Traditionalists have suggested that the Bishop should be Ďstruck down by thunder and lightning boltsí
His comments, made in a recent address at the Christ Church of Hamilton and Wenham in Massachusetts, have enraged traditional Anglicans who have suggested that the Bishop should be “struck down by thunder and lightning bolts”. Bishop Robinson, whose consecration in 2003 triggered a schism between evangelicals and liberals in the worldwide Anglican Communion, was giving an address entitled “Homosexuality and the Body of Christ: Is There a New Way?”
In answer to a question from the congregation about how the acceptance of homosexuality could be squared with the scriptural emphasis on redemption for sins, the Bishop replied: “Interestingly enough, in this day of traditional family values, this man that we follow was single, as far as we know, travelled with a bunch of men, had a disciple who was known as ‘the one whom Jesus loved’ and said my family is not my mother and father, my family is those who do the will of God.
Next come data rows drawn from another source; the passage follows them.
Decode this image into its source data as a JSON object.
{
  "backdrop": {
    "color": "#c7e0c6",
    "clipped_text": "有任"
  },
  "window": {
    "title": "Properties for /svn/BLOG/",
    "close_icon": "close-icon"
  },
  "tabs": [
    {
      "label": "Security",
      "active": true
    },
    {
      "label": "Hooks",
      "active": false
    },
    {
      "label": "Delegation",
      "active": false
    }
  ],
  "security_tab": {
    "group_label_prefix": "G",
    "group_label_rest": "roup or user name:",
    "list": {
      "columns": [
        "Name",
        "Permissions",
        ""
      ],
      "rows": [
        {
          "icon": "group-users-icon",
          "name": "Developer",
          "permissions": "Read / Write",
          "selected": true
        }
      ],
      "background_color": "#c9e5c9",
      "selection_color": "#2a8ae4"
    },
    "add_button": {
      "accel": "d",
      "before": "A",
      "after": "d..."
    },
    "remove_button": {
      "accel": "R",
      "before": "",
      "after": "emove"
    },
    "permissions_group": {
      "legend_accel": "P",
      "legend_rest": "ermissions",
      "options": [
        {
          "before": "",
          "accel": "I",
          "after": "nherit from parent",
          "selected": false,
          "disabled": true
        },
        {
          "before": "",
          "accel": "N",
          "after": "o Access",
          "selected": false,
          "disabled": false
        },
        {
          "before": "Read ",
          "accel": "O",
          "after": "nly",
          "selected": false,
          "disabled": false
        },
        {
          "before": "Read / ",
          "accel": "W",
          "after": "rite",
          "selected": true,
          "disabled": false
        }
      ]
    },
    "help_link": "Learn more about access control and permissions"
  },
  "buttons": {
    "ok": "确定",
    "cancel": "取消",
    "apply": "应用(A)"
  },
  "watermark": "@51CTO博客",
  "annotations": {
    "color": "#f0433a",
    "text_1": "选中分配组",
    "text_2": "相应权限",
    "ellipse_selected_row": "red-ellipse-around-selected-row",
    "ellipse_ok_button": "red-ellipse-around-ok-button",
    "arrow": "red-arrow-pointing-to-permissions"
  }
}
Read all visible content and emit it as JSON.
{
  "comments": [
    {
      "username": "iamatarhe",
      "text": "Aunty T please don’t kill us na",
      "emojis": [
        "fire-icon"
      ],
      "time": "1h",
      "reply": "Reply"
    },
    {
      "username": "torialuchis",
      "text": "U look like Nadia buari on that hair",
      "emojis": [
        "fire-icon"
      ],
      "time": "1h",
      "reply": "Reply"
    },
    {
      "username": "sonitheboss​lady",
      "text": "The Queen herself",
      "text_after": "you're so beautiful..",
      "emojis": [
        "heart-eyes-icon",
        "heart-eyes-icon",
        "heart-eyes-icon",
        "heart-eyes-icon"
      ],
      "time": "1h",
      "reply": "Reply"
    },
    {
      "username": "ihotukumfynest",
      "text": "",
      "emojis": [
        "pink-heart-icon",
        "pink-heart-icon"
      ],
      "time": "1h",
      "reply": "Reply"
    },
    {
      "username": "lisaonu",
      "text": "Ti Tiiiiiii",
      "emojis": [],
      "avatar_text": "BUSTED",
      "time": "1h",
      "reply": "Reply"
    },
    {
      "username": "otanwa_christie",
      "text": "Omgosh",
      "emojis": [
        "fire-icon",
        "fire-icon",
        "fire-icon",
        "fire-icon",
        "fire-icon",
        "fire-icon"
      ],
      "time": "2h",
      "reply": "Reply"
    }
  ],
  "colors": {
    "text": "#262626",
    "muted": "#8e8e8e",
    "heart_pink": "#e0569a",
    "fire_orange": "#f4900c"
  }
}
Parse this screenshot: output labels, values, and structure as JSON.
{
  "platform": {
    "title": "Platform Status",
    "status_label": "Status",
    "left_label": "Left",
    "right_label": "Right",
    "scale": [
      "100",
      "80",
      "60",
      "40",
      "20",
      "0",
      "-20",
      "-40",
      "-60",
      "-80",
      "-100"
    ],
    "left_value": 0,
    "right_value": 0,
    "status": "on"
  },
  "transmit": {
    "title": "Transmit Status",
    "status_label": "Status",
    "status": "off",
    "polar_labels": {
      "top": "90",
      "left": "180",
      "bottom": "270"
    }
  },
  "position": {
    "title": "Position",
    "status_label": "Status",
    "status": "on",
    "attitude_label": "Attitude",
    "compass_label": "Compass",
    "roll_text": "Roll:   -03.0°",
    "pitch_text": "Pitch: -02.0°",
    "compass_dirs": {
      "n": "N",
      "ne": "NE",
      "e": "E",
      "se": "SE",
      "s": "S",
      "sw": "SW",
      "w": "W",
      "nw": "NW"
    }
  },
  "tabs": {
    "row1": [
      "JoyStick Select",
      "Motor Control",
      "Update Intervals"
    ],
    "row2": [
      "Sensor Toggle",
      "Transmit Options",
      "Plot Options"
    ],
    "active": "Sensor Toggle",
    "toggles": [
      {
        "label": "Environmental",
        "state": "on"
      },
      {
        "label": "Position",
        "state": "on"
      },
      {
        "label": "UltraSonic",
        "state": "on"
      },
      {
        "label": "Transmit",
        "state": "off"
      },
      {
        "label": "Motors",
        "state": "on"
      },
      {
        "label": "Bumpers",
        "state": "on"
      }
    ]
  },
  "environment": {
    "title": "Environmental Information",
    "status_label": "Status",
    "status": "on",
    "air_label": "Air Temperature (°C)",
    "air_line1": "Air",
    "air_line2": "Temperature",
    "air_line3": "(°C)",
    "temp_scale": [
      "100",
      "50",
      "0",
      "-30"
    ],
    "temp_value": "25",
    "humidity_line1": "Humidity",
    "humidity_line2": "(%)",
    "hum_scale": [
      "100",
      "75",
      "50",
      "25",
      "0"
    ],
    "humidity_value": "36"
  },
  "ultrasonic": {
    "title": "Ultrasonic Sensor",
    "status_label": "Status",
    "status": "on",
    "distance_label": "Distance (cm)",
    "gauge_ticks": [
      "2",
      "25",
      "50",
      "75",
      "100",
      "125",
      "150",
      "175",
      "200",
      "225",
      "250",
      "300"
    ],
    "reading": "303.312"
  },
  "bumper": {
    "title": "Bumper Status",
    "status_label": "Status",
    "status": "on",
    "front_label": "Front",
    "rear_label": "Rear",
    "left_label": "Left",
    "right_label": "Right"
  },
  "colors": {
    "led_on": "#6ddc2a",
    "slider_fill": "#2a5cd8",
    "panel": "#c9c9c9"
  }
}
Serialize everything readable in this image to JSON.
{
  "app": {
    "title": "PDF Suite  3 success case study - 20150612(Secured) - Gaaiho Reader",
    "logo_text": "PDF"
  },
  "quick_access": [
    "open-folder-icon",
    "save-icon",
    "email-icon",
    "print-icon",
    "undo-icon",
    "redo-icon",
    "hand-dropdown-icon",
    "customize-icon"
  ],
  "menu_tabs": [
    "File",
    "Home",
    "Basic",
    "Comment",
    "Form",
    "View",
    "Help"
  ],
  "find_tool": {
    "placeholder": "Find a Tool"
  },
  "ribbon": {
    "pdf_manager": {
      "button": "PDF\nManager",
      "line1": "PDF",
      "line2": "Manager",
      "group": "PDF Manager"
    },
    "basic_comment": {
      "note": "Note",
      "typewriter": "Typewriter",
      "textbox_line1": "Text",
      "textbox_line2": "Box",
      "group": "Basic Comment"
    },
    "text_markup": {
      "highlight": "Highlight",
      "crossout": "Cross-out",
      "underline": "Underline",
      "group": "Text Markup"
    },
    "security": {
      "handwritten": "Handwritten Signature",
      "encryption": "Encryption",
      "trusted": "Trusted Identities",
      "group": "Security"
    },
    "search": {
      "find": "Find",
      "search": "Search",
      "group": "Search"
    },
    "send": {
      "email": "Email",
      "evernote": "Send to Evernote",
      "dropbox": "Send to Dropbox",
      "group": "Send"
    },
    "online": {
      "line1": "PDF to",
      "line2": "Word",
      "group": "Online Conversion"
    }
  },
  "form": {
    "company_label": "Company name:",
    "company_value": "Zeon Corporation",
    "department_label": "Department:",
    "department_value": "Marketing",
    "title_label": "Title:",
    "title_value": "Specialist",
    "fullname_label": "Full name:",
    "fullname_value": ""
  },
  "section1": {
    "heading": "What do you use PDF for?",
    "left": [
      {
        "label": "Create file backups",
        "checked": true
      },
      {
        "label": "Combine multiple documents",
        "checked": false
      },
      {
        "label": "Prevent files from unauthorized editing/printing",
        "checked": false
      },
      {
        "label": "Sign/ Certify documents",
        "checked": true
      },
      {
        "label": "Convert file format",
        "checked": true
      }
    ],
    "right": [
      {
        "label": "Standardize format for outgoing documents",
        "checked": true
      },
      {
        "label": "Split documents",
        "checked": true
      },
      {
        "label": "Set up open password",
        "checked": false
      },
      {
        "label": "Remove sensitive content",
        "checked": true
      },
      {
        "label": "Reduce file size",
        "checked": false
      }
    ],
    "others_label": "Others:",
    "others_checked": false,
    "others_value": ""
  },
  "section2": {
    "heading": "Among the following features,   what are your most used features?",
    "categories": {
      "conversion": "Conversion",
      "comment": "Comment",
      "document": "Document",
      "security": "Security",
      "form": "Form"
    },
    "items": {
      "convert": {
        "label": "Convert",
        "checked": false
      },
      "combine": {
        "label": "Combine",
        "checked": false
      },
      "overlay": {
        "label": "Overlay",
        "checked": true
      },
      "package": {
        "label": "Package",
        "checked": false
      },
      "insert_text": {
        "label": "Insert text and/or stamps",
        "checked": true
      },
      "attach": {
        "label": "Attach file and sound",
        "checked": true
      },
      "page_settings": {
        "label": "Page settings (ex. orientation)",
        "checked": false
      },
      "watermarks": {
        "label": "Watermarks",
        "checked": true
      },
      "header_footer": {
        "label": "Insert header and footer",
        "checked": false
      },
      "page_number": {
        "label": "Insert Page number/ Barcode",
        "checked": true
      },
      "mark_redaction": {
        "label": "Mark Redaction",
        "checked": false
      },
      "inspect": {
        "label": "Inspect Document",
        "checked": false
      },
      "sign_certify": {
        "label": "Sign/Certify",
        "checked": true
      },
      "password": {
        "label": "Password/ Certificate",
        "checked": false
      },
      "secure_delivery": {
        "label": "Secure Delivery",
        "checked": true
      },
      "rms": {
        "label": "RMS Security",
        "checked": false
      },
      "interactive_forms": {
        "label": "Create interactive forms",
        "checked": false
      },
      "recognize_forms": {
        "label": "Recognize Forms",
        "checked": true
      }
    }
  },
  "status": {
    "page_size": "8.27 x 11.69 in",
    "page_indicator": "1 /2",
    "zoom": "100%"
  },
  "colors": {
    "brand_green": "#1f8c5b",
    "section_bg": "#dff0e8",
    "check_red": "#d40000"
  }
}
None of us likes those harsh words. That’s who Jesus is, that’s who he was at heart, in his earthly life.
”Those who would posit the nuclear family as the be all and end all of God’s creation probably don’t find that much in the gospels to support it,” he said.
David Virtue, an evangelical commentator who runs the influential conservative Anglican website, VirtueOnline, called the comments “rubbish”.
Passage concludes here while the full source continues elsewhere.